Пыльная буря застала Сарайского епископа Исмаила на подъезде к Сараю. Исмаил возвращался из Владимира, от митрополита Максима, где собирались все иерархи Русской православной церкви.
Исмаил еще в отроческие годы принял монашеский обет. Два десятка лет он отправлял службу в приходе сарайской церкви, и епископ Феогност считал его достойным преемником. Видимо, об этом стало известно и митрополиту Максиму, который после кончины Феогноста призвал Исмаила во Владимир на рукоположение.
Облеченный высоким саном, ехал епископ Исмаил, с тревогой взирая на стену пыли, нависшую над городом и степью. Хвост пыльной бури тянулся к горбам Кавказа и Причерноморью.

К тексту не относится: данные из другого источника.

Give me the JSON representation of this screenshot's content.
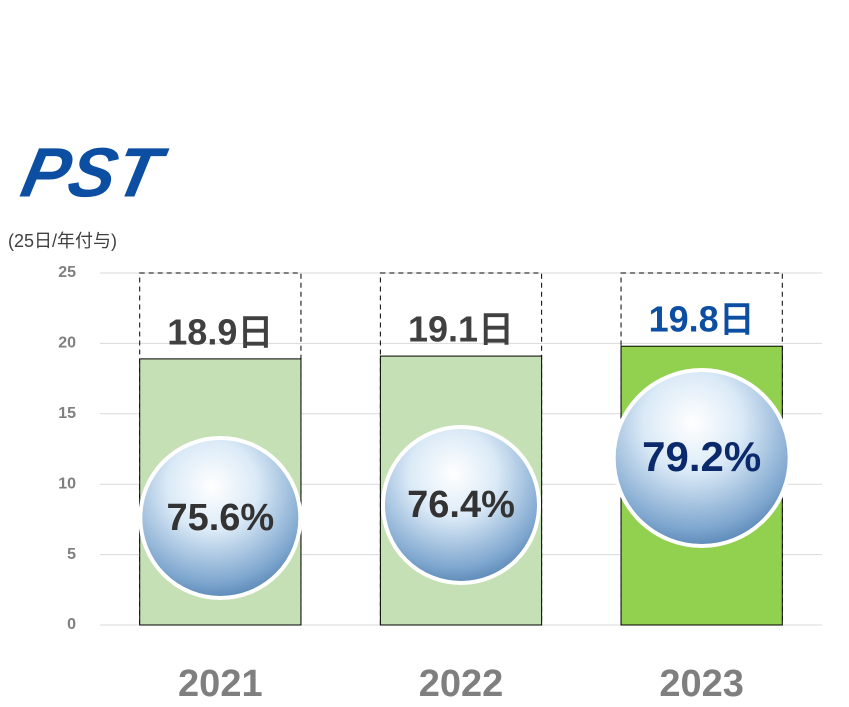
{
  "chart_data": {
    "type": "bar",
    "logo": "PST",
    "y_label": "(25日/年付与)",
    "categories": [
      "2021",
      "2022",
      "2023"
    ],
    "values": [
      18.9,
      19.1,
      19.8
    ],
    "value_labels": [
      "18.9日",
      "19.1日",
      "19.8日"
    ],
    "colors": [
      "#c5e0b4",
      "#c5e0b4",
      "#92d050"
    ],
    "label_colors": [
      "#404040",
      "#404040",
      "#0b4ea2"
    ],
    "rates": [
      75.6,
      76.4,
      79.2
    ],
    "rate_labels": [
      "75.6%",
      "76.4%",
      "79.2%"
    ],
    "rate_colors": [
      "#333333",
      "#333333",
      "#0b2a6b"
    ],
    "ylim": [
      0,
      25
    ],
    "yticks": [
      0,
      5,
      10,
      15,
      20,
      25
    ],
    "grid": true
  }
}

Монах, правивший лошадью, шептал молитвы, а Исмаил молчал. Возок катился медленно, конь шагал нехотя, будто понимая, что ожидает его впереди. Иногда мысли Исмаила перескакивали с горестных размышлений к заботам, какие отныне возложены на него, епископа, — жить и нести службу в городе, где почти все православные — невольники, выслушивать страждущих, врачевать их души и словом лечить их сердца. И все это теперь доверено ему.
Когда епископ Исмаил въехал в город и увидел, как проясняется небо и оседает пыльная буря, он воспринял это, как доброе предзнаменование, и широко перекрестился.
Начиная от Берке-хана, ислам господствовал в Золотой Орде. Однако рядом с главной мечетью стоял и православный храм. Церковь возвели стараниями русских князей. Деревянная, одношатровая, она была поставлена такими российскими плотницких дел умельцами, какие строили и дворец хана Батыя. С утра открывались двери церкви, впуская всех желающих.
Чаще всего здесь служил молебен епископ Исмаил. С давних пор, еще при Феогносте, так повелось: тянулись к Исмаилу обездоленные, и он, сухой, высокий, тихим, чуть приглушенным голосом успокаивал, вселял в человека надежду.
Жил Исмаил рядом с церковью, в бревенчатом доме, крытом дранкой, с навесом над дверью. Вокруг домика разрослись кусты сирени и жасмина, и оттого всю весну и в первую половину лета душисто пахло.
Рядом с церковью еще Феогност лет десять тому назад посадил несколько березок. Они выросли, и по весне, когда лопались их клейкие почки, одевались в зеленые сарафаны.
Феогност любил березки, часто простаивал под ними. Видно, они напоминали ему далекую родину — Москву.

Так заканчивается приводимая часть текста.